"What you resist persists."
-- Carl Jung
I wrote the book, Commercial Truck Success, from my experience in starting two commercial truck departments within retail auto dealerships and through trial and error, created very profitable and successful operations. In the book, some of the simplest concepts are to make sure your inventory is salable this moment, by keeping them clean and making sure they start and run well. Very basic stuff.
Yet, it is amazing every single time I see the oldest truck on the lot won't even start and they are so desperate to sell the two year old piece that they are trying to sell it below cost. What would happen if a buyer actually came in and was interested? The salesperson would try to start it, then go get the jumper battery, and the jumper battery is too low to give enough juice to the truck battery to get it to crank. The salesperson is running around and the buyer is thinking, "no wonder they've had it so long!" Then he or she remembers an appointment they are late for.
Here was a perfect opportunity to sell the unit and even sell it at a profit, but the whole thing was blown because the dealership resisted fixing the truck. How much do new batteries, if needed, cost in comparison to a month's worth of flooring on a $50,000 truck? Or how about six more months of flooring expense waiting for the next buyer? Sometimes we just can't see the forest for the trees. It is often the simple things, the easy to fix things that hold us back.
This doesn't just apply to a commercial truck department, or even a retail auto dealership, or a hair salon, or restaurant, or an appliance store, or any other business, it applies to all of life.
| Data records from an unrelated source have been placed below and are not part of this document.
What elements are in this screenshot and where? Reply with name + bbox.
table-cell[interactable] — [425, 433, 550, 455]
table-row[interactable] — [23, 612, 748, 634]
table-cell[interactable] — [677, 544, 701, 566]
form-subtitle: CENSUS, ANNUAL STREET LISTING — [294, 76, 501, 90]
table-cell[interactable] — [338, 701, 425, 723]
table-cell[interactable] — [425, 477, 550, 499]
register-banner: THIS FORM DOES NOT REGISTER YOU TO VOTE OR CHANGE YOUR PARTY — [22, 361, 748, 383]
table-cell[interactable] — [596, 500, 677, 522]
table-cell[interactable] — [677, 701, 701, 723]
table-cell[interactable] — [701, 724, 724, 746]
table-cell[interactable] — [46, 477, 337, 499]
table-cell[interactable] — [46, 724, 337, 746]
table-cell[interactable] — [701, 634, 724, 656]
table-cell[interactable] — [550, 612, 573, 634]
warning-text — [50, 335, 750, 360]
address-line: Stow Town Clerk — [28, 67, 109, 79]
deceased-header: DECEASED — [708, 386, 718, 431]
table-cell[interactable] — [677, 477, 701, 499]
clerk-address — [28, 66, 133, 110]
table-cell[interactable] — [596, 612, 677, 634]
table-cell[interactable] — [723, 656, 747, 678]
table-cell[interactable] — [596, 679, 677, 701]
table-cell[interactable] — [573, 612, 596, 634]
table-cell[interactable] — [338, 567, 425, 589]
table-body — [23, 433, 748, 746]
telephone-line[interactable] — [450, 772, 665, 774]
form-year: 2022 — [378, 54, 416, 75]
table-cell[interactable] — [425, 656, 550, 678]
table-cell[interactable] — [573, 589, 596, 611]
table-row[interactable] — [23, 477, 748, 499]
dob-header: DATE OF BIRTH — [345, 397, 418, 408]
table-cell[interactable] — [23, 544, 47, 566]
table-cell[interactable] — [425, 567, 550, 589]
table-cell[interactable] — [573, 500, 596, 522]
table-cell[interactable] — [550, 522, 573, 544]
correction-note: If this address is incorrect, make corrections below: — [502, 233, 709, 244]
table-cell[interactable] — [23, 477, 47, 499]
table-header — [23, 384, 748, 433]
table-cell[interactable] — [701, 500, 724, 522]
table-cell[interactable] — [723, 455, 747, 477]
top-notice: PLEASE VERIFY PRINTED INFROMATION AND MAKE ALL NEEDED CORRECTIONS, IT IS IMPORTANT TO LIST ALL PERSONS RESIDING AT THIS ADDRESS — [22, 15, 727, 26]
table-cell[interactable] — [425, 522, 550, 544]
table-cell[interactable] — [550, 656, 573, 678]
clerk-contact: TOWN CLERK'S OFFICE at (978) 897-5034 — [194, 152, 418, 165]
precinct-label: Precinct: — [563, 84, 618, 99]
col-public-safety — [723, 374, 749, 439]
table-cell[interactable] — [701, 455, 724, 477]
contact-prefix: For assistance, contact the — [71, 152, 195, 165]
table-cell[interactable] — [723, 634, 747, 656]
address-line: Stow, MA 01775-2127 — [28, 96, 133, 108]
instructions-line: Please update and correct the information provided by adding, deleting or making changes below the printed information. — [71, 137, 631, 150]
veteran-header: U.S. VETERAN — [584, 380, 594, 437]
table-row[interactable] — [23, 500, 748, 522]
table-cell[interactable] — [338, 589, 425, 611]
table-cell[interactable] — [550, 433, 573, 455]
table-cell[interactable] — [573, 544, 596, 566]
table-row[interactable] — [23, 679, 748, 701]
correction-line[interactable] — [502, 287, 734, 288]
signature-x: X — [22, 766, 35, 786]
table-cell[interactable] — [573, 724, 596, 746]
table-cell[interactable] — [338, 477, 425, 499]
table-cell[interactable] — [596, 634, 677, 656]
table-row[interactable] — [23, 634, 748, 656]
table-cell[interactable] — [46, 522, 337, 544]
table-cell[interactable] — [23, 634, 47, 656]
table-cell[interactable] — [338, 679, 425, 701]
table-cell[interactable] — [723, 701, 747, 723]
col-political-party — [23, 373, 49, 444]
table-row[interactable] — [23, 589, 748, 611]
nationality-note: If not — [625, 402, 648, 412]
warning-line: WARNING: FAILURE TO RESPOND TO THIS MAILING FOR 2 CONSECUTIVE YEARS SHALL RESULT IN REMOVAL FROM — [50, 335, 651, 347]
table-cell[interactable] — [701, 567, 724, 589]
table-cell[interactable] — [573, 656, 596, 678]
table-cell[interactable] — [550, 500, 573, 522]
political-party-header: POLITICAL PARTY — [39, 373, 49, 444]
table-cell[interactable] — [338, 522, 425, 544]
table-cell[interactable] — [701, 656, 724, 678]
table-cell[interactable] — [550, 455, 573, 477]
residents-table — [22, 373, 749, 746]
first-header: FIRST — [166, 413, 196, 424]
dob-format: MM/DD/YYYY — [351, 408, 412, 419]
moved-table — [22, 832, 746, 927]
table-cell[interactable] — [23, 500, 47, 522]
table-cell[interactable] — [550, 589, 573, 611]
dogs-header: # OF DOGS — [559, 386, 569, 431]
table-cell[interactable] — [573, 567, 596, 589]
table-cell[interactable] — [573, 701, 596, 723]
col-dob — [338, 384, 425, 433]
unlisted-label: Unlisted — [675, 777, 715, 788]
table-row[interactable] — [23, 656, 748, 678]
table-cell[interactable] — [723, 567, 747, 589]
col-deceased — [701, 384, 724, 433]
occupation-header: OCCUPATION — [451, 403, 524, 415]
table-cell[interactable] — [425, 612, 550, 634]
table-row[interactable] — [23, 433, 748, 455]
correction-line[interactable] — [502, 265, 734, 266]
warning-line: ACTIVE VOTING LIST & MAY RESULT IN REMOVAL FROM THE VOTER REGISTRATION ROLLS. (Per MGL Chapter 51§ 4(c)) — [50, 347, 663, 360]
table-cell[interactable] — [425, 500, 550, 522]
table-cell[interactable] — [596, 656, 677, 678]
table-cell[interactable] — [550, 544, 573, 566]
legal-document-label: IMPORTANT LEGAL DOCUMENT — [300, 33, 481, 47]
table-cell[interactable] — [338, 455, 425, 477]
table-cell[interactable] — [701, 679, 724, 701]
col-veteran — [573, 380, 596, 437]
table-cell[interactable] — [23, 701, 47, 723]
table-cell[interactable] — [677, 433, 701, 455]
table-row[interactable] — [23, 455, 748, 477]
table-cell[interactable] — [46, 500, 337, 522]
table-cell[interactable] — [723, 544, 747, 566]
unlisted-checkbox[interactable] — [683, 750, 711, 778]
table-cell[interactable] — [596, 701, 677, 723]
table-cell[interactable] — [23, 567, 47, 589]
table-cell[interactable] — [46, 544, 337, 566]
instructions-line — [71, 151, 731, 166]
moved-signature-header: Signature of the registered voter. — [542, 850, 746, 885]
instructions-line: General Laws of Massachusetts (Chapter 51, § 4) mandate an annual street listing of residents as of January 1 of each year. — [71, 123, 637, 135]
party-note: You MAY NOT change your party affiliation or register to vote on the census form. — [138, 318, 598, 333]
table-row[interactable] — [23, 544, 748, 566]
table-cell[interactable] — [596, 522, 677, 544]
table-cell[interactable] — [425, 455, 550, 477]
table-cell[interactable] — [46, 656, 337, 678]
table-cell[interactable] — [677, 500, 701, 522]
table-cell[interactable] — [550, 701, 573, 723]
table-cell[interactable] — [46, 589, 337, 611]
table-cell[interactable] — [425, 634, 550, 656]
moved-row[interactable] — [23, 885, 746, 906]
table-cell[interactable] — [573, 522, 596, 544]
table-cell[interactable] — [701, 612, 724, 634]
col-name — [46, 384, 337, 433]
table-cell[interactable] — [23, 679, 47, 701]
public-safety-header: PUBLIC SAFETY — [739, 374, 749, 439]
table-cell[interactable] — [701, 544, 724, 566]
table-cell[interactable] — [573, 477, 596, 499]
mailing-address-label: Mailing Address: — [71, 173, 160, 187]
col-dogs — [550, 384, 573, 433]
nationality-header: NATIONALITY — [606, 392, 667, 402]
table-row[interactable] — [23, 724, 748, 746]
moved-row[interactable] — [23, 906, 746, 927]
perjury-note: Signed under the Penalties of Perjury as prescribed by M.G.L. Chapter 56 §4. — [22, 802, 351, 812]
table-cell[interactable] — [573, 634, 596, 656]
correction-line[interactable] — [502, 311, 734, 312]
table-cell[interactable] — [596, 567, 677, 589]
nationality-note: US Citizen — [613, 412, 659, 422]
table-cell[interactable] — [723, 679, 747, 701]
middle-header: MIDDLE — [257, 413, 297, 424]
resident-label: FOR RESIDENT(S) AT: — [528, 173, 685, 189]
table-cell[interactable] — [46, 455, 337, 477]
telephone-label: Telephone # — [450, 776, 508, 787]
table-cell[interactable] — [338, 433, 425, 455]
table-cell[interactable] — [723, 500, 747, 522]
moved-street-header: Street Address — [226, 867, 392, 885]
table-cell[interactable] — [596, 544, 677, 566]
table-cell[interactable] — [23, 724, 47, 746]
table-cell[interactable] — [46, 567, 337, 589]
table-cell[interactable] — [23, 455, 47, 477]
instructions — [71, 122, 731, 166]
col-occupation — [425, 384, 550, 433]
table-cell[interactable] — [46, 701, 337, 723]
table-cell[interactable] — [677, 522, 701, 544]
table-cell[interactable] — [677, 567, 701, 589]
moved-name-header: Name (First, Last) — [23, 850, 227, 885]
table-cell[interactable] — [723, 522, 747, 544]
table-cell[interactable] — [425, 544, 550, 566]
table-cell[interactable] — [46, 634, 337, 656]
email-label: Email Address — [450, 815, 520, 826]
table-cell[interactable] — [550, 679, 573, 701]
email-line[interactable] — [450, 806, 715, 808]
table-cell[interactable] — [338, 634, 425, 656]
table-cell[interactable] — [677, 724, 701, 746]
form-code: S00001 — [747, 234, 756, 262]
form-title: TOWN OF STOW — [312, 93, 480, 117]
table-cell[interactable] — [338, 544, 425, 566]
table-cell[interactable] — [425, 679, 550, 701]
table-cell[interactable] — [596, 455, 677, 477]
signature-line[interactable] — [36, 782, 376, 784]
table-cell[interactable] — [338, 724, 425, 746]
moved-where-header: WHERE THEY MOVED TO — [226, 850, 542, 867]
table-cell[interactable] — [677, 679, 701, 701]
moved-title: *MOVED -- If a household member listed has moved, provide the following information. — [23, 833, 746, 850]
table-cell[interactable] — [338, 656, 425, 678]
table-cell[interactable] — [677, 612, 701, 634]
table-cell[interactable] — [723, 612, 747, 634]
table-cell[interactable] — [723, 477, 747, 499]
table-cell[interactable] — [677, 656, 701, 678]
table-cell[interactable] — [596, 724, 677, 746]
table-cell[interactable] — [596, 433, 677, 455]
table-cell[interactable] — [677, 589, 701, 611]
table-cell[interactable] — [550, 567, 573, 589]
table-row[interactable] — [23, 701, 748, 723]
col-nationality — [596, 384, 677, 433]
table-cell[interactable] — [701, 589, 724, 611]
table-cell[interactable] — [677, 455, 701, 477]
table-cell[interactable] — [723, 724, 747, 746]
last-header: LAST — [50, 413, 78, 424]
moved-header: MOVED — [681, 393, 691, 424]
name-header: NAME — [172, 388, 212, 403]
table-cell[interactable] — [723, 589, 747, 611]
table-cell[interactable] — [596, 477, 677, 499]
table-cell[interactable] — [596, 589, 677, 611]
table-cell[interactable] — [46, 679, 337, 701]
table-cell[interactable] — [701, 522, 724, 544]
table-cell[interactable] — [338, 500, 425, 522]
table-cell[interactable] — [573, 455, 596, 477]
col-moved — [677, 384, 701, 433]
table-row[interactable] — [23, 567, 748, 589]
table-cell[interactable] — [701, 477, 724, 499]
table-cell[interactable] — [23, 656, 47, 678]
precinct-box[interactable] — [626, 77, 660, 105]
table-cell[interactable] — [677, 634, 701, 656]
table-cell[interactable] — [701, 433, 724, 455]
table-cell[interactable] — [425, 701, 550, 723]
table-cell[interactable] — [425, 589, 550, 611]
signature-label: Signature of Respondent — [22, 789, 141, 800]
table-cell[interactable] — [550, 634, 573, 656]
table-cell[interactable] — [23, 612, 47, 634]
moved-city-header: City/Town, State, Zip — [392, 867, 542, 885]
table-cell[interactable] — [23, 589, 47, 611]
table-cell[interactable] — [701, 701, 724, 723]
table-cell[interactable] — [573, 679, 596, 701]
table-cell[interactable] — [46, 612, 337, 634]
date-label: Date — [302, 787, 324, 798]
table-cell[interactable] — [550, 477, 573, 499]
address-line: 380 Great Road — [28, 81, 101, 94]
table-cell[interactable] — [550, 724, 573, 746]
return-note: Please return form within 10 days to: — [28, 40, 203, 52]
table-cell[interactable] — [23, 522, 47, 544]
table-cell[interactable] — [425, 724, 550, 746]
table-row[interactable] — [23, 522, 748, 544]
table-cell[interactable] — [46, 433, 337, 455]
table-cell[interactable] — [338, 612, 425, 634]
Personal life, business life, government life, all of life.
We have a leaky faucet in the bathroom and it has been that way for a long time, but now the drought has worsened and surcharges apply for excessive use of water. How did this bill get so high? Well, that would have paid for a brand new faucet, and another month or two and we could have paid a plumber to handle it. Just little things like doing the dishes (I have resistance there, but I am working on it) and keeping the kitchen clean. There are so many little things that are important and yet also easy to see as not important. Until they are REALLY important. Then panic sets in.
I created relationships with other commercial truck dealers to trade old inventory with. It's amazing that when you have an old piece, even if in tip-top shape, the salespeople walk right past it as it if isn't really there. So, I would trade two or three of my 90+ day old units for the other dealers 90+ day old units site unseen. When they come here they are new, when mine go there, they are new. I cannot tell you how many times those units sold so fast it amazed me. So there are many creative ways to cause movement.
Consider making a list of some of the things at work, and at home that you might have been glossing over that could be important, and under certain circumstances could be REALLY important. For example, an effective savings plan. Too much month at the end of the money? How many years did I live like that! But, that simply means that the outgo is exceeding the income. There are ways to solve that on both ends of the scale. Simple things that are put off for another day, that are important and yet allowed to slide.
I'm Working On My List And Making Progress. Feels Great Too.
Spread Some Joy Today--by clearing out those cobwebs, and allowing your priorities to include important and yet often ignored things like joy to come into the open and thrive.